The crisis-ridden state is reportedly seeking to spend the money on 300 high-mobility multipurpose wheeled vehicles (known as Humvees) to upgrade and standardise the army’s current fleet.
The vehicles, which will be sourced from military contractor American General, would be primarily used to counter extremism and terrorism along the Lebanese borders.
The delivery would also be accompanied by logistical, maintenance and technical support for the Lebanese Armed Forces.
However, the approval, which was announced by the US’ Defence Security Cooperation Agency (DSCA), does not guarantee the sales will take place in their current form.
The decision will have to be approved by Congress before Lebanon can begin to negotiate the details of the deal, including the price and quantity of the arms.
The DSCA said: “This proposed sale will support the foreign policy and national security of the United States by helping to improve the security of a partner country that continues to be an important force for political stability and economic progress in the Middle East.”
However, the approval comes at a surprising time for Lebanon which is facing economic collapse and rising poverty; struggling to combat the coronavirus pandemic; and coping with the trauma of the massive 4 August explosion.
On Tuesday, Central Bank Governor Riad Salameh warned his institution could only support state subsidies on basic goods for the next two months, before currency reserves reach dangerous lows.

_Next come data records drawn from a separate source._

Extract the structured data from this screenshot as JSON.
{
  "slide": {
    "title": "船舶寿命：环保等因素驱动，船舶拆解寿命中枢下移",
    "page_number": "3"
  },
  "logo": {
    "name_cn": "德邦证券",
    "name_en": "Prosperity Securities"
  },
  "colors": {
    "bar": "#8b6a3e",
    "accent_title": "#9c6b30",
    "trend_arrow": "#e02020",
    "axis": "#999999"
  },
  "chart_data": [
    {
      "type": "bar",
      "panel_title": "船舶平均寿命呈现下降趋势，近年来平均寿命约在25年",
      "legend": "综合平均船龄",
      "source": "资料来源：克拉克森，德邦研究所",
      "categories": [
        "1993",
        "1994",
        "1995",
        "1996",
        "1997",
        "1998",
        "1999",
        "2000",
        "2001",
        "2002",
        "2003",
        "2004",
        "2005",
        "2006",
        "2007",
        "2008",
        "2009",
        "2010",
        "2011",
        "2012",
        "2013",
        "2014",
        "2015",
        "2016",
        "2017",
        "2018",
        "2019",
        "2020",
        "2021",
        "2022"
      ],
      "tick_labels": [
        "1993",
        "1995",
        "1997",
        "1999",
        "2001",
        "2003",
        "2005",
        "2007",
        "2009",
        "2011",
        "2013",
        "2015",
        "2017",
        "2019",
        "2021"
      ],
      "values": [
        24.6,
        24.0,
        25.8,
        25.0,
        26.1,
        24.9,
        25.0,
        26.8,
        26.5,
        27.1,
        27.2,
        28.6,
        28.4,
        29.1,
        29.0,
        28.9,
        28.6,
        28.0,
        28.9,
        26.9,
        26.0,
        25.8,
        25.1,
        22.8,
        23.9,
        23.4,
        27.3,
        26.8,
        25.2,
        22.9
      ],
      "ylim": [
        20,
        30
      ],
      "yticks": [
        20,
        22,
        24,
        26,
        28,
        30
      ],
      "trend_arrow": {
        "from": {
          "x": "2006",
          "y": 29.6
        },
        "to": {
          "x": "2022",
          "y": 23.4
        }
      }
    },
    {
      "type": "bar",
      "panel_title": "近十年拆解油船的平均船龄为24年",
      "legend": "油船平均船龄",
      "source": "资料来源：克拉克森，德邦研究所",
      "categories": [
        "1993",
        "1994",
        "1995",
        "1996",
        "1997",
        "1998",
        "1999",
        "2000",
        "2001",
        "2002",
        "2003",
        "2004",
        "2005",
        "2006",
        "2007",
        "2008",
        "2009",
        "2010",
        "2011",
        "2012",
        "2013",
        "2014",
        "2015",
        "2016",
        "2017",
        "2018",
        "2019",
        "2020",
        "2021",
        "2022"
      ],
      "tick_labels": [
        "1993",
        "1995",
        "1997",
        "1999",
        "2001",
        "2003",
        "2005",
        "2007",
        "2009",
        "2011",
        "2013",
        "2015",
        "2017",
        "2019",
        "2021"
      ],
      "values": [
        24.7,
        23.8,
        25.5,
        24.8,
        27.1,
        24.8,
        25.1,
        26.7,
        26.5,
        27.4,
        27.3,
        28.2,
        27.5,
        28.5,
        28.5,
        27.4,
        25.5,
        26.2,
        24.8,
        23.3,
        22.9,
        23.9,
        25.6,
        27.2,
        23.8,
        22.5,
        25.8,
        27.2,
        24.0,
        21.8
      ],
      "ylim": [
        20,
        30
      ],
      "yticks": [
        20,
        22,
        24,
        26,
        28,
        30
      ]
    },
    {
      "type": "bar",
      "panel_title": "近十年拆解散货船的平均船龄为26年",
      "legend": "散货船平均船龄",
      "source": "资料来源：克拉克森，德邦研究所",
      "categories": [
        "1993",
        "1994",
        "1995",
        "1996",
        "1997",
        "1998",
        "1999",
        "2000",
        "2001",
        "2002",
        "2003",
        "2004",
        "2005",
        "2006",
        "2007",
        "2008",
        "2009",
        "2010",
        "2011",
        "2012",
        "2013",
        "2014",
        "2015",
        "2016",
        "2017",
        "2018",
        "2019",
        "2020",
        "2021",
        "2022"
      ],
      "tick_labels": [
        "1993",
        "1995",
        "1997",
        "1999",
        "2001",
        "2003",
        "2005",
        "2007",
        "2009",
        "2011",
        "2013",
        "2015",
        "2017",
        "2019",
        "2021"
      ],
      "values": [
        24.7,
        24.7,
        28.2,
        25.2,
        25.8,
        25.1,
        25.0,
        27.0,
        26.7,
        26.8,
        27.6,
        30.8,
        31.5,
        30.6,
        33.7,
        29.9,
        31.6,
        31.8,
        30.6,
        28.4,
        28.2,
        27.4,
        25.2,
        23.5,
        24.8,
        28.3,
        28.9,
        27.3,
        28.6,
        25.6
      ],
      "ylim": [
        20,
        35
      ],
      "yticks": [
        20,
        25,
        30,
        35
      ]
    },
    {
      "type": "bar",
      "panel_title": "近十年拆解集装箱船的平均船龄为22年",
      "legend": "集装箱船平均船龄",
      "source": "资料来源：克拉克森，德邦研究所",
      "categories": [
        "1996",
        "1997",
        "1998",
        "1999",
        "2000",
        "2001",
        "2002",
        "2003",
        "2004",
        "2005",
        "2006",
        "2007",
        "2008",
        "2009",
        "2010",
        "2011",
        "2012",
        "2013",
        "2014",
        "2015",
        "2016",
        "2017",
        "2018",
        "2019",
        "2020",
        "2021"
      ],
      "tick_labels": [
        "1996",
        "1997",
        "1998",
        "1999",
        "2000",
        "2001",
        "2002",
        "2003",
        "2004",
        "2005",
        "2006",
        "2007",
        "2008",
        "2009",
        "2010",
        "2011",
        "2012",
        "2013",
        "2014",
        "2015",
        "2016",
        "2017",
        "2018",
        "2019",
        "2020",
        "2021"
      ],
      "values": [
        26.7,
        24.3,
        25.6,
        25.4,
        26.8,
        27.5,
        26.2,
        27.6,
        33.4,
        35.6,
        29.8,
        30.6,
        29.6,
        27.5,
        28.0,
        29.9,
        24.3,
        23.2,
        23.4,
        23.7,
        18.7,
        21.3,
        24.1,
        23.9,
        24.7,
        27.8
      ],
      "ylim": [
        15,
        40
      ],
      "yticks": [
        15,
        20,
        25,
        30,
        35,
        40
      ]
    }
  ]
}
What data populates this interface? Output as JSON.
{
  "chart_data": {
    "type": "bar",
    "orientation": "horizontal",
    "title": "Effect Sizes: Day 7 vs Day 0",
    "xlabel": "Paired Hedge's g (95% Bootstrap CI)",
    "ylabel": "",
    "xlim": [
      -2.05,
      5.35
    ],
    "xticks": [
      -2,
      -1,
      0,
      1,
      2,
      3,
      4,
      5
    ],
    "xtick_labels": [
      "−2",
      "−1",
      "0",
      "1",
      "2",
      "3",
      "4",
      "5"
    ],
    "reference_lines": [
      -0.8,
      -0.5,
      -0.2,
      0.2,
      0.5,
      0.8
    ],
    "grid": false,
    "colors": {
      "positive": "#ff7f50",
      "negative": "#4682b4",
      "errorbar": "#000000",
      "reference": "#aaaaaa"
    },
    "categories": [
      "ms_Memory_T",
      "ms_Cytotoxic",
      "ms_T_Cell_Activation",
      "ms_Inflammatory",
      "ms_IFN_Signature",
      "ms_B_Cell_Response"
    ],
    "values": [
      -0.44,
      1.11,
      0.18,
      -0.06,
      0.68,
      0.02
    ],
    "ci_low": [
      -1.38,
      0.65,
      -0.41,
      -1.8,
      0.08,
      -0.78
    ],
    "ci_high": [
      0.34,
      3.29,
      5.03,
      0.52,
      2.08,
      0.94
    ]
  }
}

The UN yesterday hosted a second International Conference on Assistance and Support to Beirut in efforts to coordinate aid efforts as Lebanon copes with the political, economic and social turmoil.
However, international leaders have become increasingly impatient with Lebanon’s lack of progress, despite constantly warning the state needs to overhaul its archaic systems to receive aid.
A similar conference in August raised nearly €253 million ($298 million) in aid pledges.
A fund managed by the World Bank will be created in the coming weeks to channel the international donations through UN agencies and non-governmental organisations.